Hej
Dzięki za kibicowanie i trzymanie kciuków, niesamowicie pomaga w terenie!
Podjazdy wynikały z 3 rzeczy
- bezpieczeństwo w rejonie Askji - nadchodziła burza; strażnik parku (a przy okazji ratownik Ice SAR oraz alpinista) mówił że 2 dni wcześniej mieli zamieć śnieżną i wyciągali z terenu 3 osoby - piechociarza, bicyklistę i osobę zmotoryzowaną; poszedłem za jego rekomendacją oraz własnym rozsądkiem i podjechałem z nim bliżej chatki Dreki;
- problem z nogą (spuchnięta kostka + coś ze scięgnem; brałem Nimesil i Apap i napierałem ile dało rady), raz wolałem już podjechać po ok. 15 zrobionych z bólem km;
- okolice tzw.
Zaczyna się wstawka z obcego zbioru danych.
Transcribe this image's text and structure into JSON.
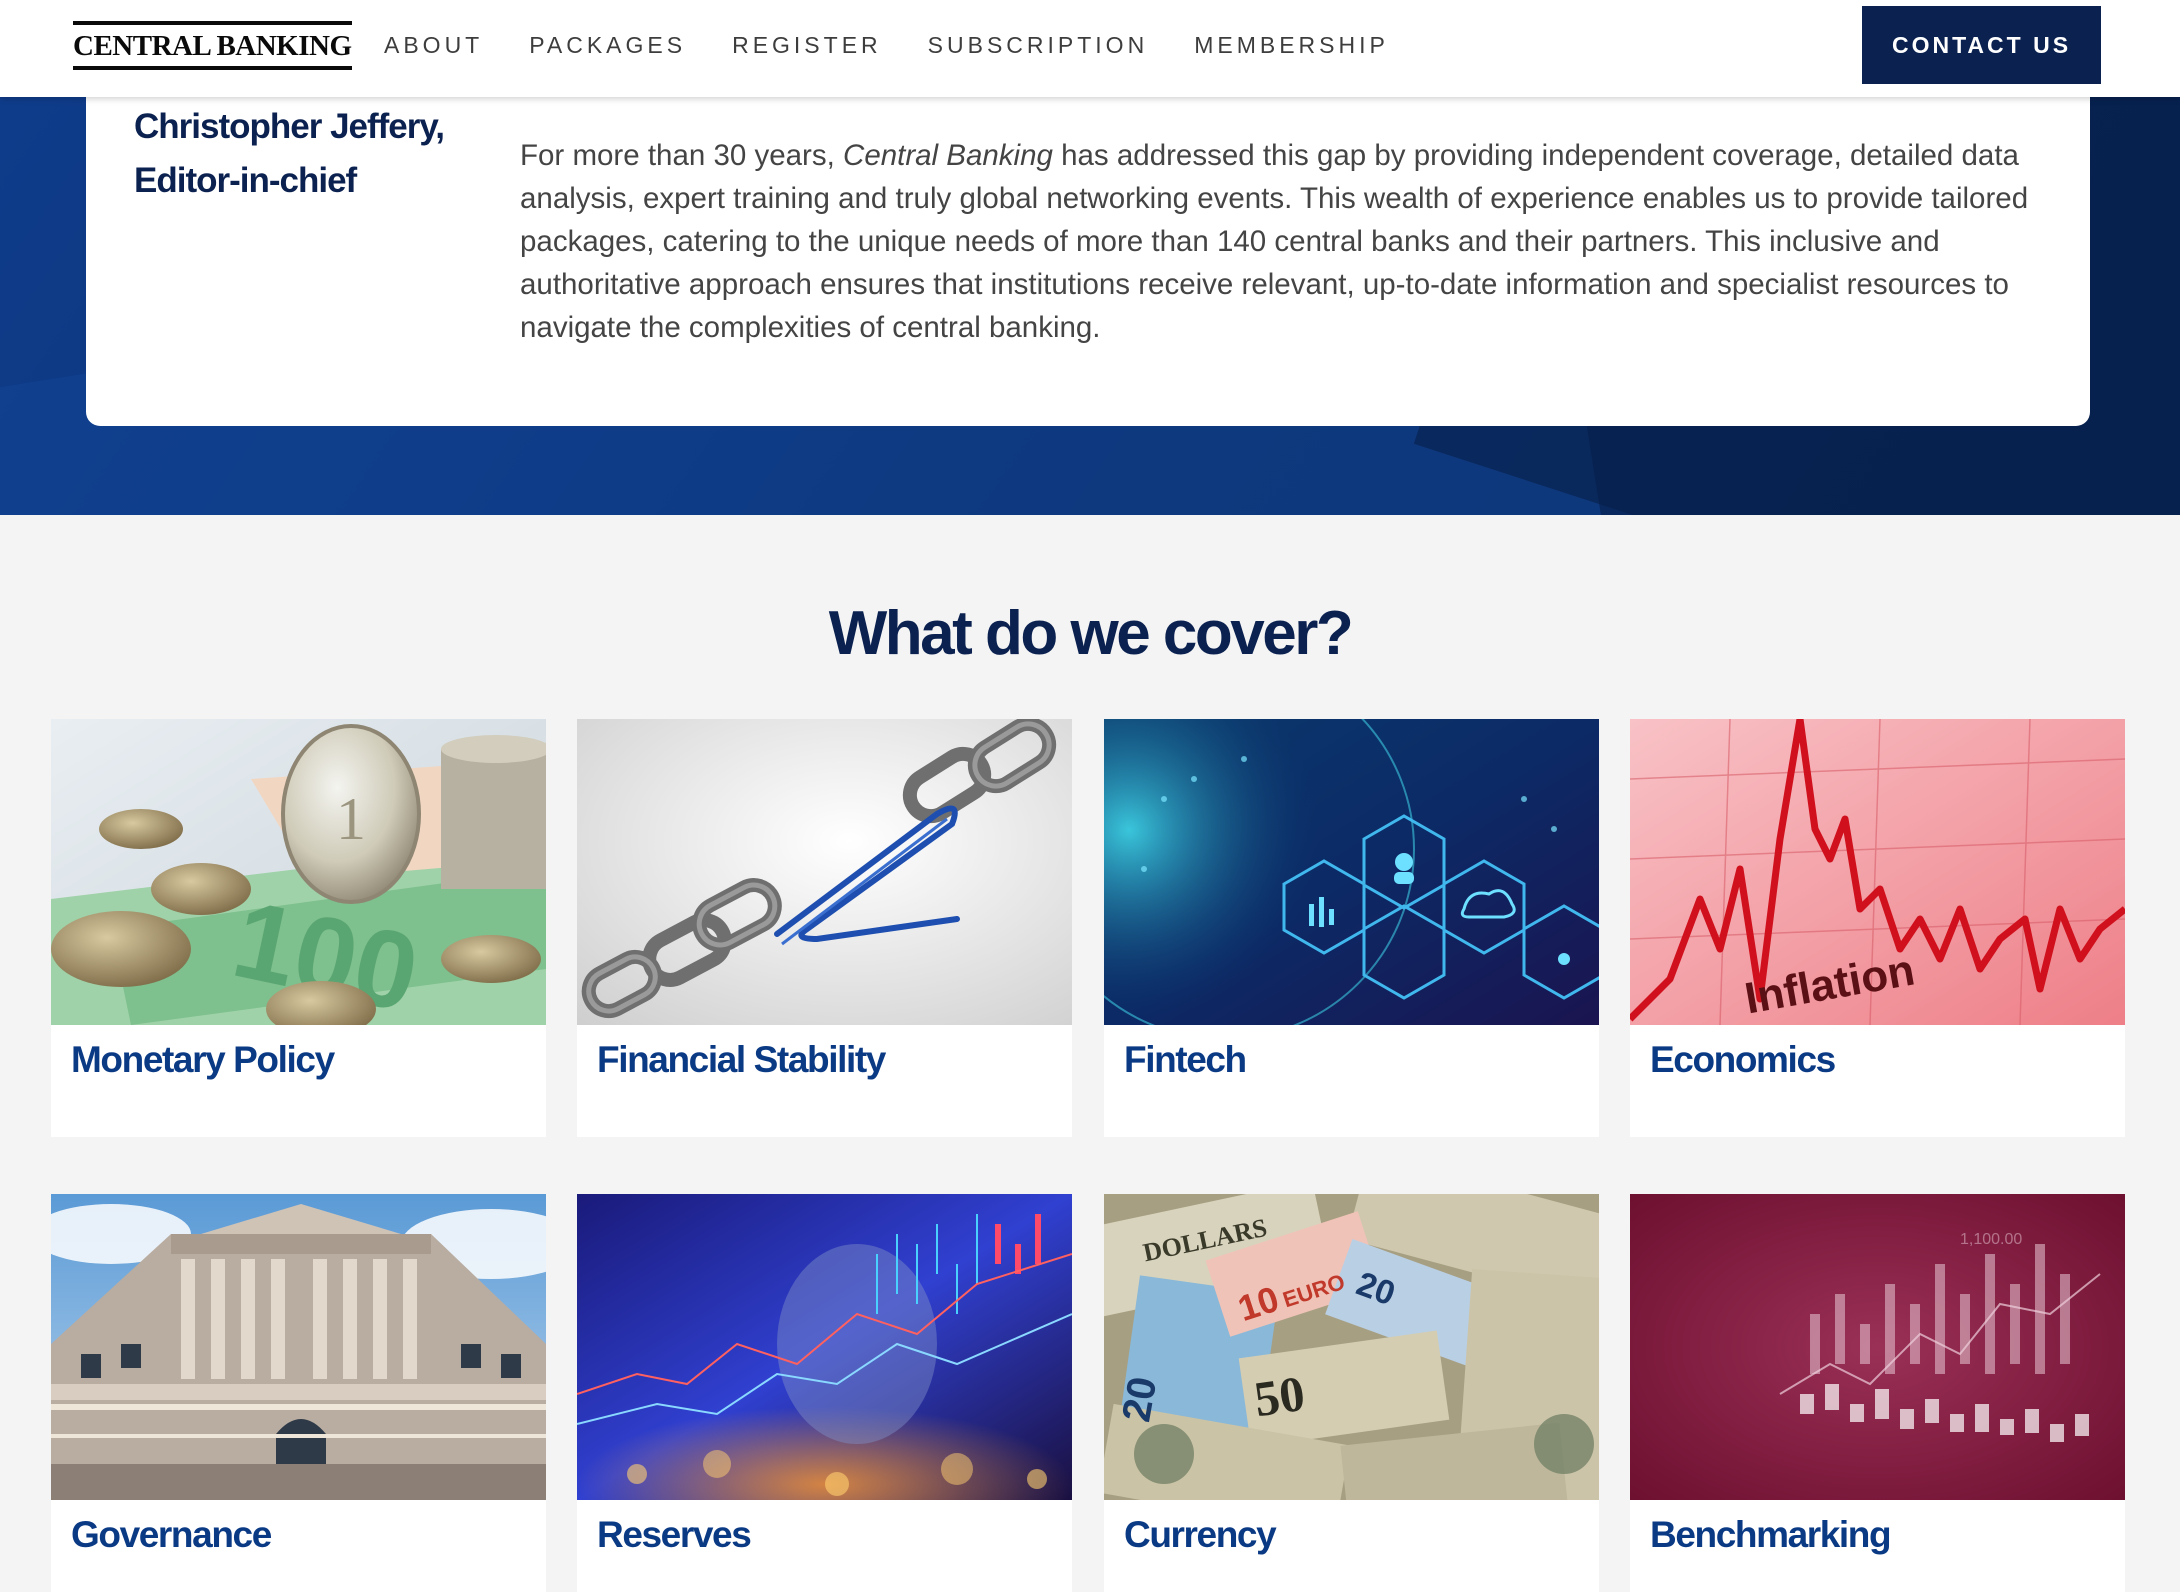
{
  "header": {
    "logo": "CENTRAL BANKING",
    "nav": [
      "ABOUT",
      "PACKAGES",
      "REGISTER",
      "SUBSCRIPTION",
      "MEMBERSHIP"
    ],
    "contact_label": "CONTACT US"
  },
  "intro": {
    "author_name": "Christopher Jeffery,",
    "author_title": "Editor-in-chief",
    "quote_prefix": "For more than 30 years, ",
    "quote_italic": "Central Banking",
    "quote_suffix": " has addressed this gap by providing independent coverage, detailed data analysis, expert training and truly global networking events. This wealth of experience enables us to provide tailored packages, catering to the unique needs of more than 140 central banks and their partners. This inclusive and authoritative approach ensures that institutions receive relevant, up-to-date information and specialist resources to navigate the complexities of central banking."
  },
  "cover": {
    "title": "What do we cover?",
    "topics": [
      {
        "label": "Monetary Policy",
        "image": "coins-and-banknotes"
      },
      {
        "label": "Financial Stability",
        "image": "chain-with-paperclip"
      },
      {
        "label": "Fintech",
        "image": "digital-network-globe"
      },
      {
        "label": "Economics",
        "image": "inflation-chart"
      },
      {
        "label": "Governance",
        "image": "bank-building"
      },
      {
        "label": "Reserves",
        "image": "dollar-market-chart"
      },
      {
        "label": "Currency",
        "image": "dollar-and-euro-notes"
      },
      {
        "label": "Benchmarking",
        "image": "candlestick-chart"
      }
    ],
    "image_texts": {
      "inflation": "Inflation",
      "euro": "EURO",
      "dollars": "DOLLARS"
    }
  },
  "colors": {
    "navy": "#0b2150",
    "tile_label": "#0b3a85",
    "hero": "#0c3278"
  }
}
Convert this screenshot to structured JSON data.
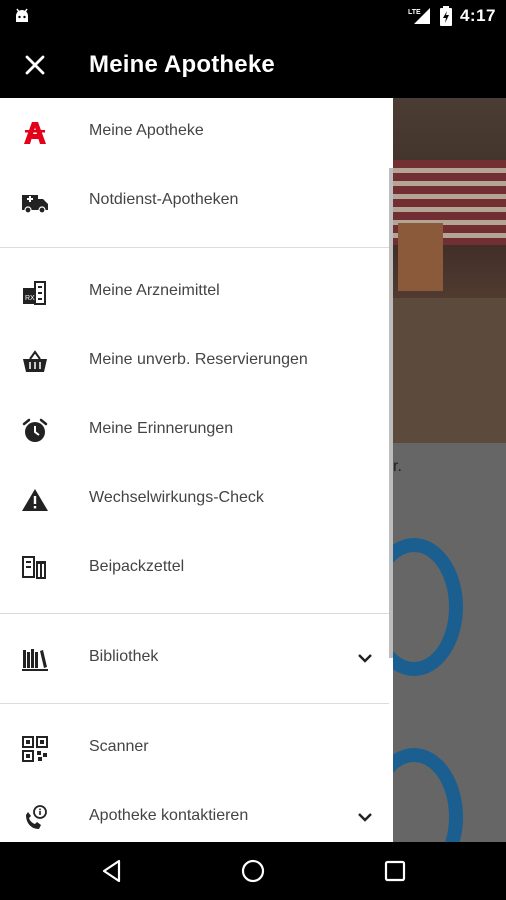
{
  "status_bar": {
    "time": "4:17",
    "network": "LTE"
  },
  "toolbar": {
    "title": "Meine Apotheke"
  },
  "drawer": {
    "groups": [
      {
        "items": [
          {
            "label": "Meine Apotheke",
            "icon": "apotheke-a-icon"
          },
          {
            "label": "Notdienst-Apotheken",
            "icon": "ambulance-icon"
          }
        ]
      },
      {
        "items": [
          {
            "label": "Meine Arzneimittel",
            "icon": "medication-icon"
          },
          {
            "label": "Meine unverb. Reservierungen",
            "icon": "basket-icon"
          },
          {
            "label": "Meine Erinnerungen",
            "icon": "alarm-clock-icon"
          },
          {
            "label": "Wechselwirkungs-Check",
            "icon": "warning-icon"
          },
          {
            "label": "Beipackzettel",
            "icon": "leaflet-icon"
          }
        ]
      },
      {
        "items": [
          {
            "label": "Bibliothek",
            "icon": "library-icon",
            "expandable": true
          }
        ]
      },
      {
        "items": [
          {
            "label": "Scanner",
            "icon": "qr-code-icon"
          },
          {
            "label": "Apotheke kontaktieren",
            "icon": "phone-info-icon",
            "expandable": true
          }
        ]
      }
    ]
  },
  "background": {
    "fragment_text": "r."
  },
  "colors": {
    "accent": "#e3001b",
    "drawer_bg": "#ffffff",
    "bar_bg": "#000000",
    "blue": "#1a5f8f"
  }
}
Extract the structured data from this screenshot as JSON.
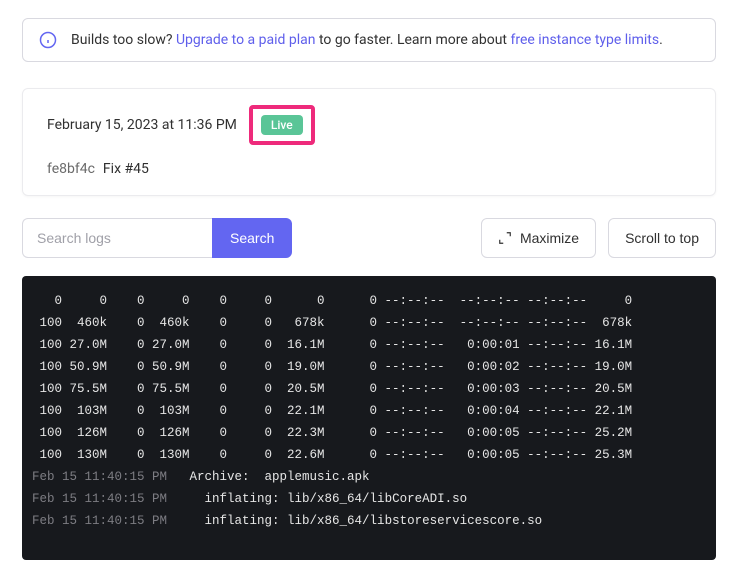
{
  "notice": {
    "prefix": "Builds too slow? ",
    "link1": "Upgrade to a paid plan",
    "mid": " to go faster. Learn more about ",
    "link2": "free instance type limits",
    "suffix": "."
  },
  "build": {
    "date": "February 15, 2023 at 11:36 PM",
    "live": "Live",
    "commit_hash": "fe8bf4c",
    "commit_msg": "Fix #45"
  },
  "controls": {
    "search_placeholder": "Search logs",
    "search_btn": "Search",
    "maximize": "Maximize",
    "scroll_top": "Scroll to top"
  },
  "logs": {
    "download_rows": [
      "   0     0    0     0    0     0      0      0 --:--:--  --:--:-- --:--:--     0",
      " 100  460k    0  460k    0     0   678k      0 --:--:--  --:--:-- --:--:--  678k",
      " 100 27.0M    0 27.0M    0     0  16.1M      0 --:--:--   0:00:01 --:--:-- 16.1M",
      " 100 50.9M    0 50.9M    0     0  19.0M      0 --:--:--   0:00:02 --:--:-- 19.0M",
      " 100 75.5M    0 75.5M    0     0  20.5M      0 --:--:--   0:00:03 --:--:-- 20.5M",
      " 100  103M    0  103M    0     0  22.1M      0 --:--:--   0:00:04 --:--:-- 22.1M",
      " 100  126M    0  126M    0     0  22.3M      0 --:--:--   0:00:05 --:--:-- 25.2M",
      " 100  130M    0  130M    0     0  22.6M      0 --:--:--   0:00:05 --:--:-- 25.3M"
    ],
    "ts_rows": [
      {
        "ts": "Feb 15 11:40:15 PM",
        "msg": "Archive:  applemusic.apk"
      },
      {
        "ts": "Feb 15 11:40:15 PM",
        "msg": "  inflating: lib/x86_64/libCoreADI.so"
      },
      {
        "ts": "Feb 15 11:40:15 PM",
        "msg": "  inflating: lib/x86_64/libstoreservicescore.so"
      }
    ]
  }
}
Złotego Okręgu (Geysir, Gulfoss) drogami, które chciałem pokonać by się tam dostać, były całkowicie nieciekawe pod względem widokowym zaś dodatkowo trasy biegły asfaltem; wolałem zatem już na stopa zrobić te kilkanaście km.
Początkowo planowaną trasę zmuszony byłem zmienić. Ominięcie Hofsjokull od północy odradzali mi wszyscy. Stan rzek był bardzo wysoki (dzień wcześniej zatopiło tam samochód terenowy po dach, wysyłali specjalny traktor żeby go wyciągnąć), zaś pogoda bardzo nieprzewidywalna. Obszedłem zatem oba mniejsze lodowce od strony południowej.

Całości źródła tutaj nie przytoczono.